Plankton communities in acidic mining lakes (pH 2.5-3.3) are species-poor because they face extreme environmental conditions, e.g. 150 mg l−1 Fe2++Fe3+. We investigated the growth characteristics of the dominant pigmented species, the flagellate Chlamydomonas acidophila, in semi-continuous culture experiments under in situ conditions. The following hypotheses were tested: (1) Low inorganic carbon (IC) concentrations in the epilimnion (e.g. 0.3 mg l−1) arising from the low pH limit phototrophic growth (H-1); (2) the additional use of dissolved organic carbon (mixotrophy) leads to higher growth rates under IC-limitation (H-2), and (3) phagotrophy is not relevant (H-3). H-1 was supported as the culture experiments, in situ PAR and IC concentrations indicated that IC potentially limited phototrophic growth in the mixed surface layers. H-2 was also supported: mixotrophic growth always exceeded pure phototrophic growth even when photosynthesis was saturated. Dark growth in filtered lake water illuminated prior to inoculation provided evidence that Chlamydomonas was able to use the natural DOC. The alga did not grow on bacteria, thus confirming H-3. Chlamydomonas exhibited a remarkable resistance to starvation in the dark.
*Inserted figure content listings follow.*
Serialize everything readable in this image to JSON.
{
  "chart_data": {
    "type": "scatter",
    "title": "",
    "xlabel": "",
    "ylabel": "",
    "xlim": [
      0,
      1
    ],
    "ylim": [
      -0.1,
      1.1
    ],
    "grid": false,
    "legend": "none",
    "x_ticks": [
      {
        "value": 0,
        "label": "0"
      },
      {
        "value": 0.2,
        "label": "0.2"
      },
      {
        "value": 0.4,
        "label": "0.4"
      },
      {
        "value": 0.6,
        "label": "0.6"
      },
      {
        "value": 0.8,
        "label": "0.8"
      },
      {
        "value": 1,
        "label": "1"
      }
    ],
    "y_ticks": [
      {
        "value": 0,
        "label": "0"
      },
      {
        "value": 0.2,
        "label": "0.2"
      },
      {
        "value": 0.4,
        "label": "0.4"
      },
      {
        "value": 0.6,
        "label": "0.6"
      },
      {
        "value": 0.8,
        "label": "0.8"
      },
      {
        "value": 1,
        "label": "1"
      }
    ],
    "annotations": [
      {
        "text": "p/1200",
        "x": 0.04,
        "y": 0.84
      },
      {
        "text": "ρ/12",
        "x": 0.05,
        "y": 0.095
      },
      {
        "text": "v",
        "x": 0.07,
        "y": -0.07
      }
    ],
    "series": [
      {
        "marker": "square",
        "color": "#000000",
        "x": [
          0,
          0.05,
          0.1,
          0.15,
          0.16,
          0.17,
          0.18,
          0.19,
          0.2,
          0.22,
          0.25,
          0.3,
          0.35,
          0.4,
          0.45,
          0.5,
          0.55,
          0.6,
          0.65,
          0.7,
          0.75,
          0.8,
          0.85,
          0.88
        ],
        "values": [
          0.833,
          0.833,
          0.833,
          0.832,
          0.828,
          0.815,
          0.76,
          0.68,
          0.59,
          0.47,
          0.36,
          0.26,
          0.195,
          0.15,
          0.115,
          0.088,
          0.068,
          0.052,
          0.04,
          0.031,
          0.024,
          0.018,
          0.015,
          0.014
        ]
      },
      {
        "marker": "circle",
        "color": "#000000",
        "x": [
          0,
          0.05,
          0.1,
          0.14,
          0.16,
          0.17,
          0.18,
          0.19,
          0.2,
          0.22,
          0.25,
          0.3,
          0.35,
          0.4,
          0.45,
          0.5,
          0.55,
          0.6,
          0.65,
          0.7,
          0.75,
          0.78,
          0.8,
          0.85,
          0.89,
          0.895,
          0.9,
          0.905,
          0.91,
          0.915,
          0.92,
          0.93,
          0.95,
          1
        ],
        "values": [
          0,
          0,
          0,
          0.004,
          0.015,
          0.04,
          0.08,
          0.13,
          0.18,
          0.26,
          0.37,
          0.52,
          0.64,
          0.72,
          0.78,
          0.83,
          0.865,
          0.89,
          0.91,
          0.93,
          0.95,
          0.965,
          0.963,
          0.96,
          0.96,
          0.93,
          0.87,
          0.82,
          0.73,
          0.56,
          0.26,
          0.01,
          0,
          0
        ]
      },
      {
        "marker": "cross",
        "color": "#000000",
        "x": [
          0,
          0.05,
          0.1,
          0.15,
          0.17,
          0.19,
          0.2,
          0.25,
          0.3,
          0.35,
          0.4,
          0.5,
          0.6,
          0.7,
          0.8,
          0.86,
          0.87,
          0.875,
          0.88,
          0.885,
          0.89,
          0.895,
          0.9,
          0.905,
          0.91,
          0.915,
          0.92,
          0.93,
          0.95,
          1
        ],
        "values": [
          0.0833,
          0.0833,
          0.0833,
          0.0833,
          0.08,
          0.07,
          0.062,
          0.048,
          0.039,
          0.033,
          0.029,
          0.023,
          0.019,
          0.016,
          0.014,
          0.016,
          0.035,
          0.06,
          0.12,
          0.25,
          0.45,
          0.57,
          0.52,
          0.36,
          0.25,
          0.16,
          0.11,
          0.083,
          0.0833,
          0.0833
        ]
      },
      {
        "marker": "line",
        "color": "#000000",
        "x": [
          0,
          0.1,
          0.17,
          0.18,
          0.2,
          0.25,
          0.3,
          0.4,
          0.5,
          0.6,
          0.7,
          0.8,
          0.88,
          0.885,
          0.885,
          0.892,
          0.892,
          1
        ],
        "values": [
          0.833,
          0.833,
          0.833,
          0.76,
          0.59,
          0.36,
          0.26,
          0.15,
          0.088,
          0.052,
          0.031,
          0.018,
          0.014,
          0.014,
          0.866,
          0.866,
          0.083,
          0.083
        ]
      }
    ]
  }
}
The compensation light intensity (ca. 20 μmol photons m−2 s−1) and the maximum phototrophic growth (1.50 d−1) fell within the range of algae from non-acidic waters. Overall, Chlamydomonas, a typical r-strategist in circum-neutral systems, showed characteristics of a K-strategist in the stable, acidic lake environment in achieving moderate growth rates and minimizing metabolic losses.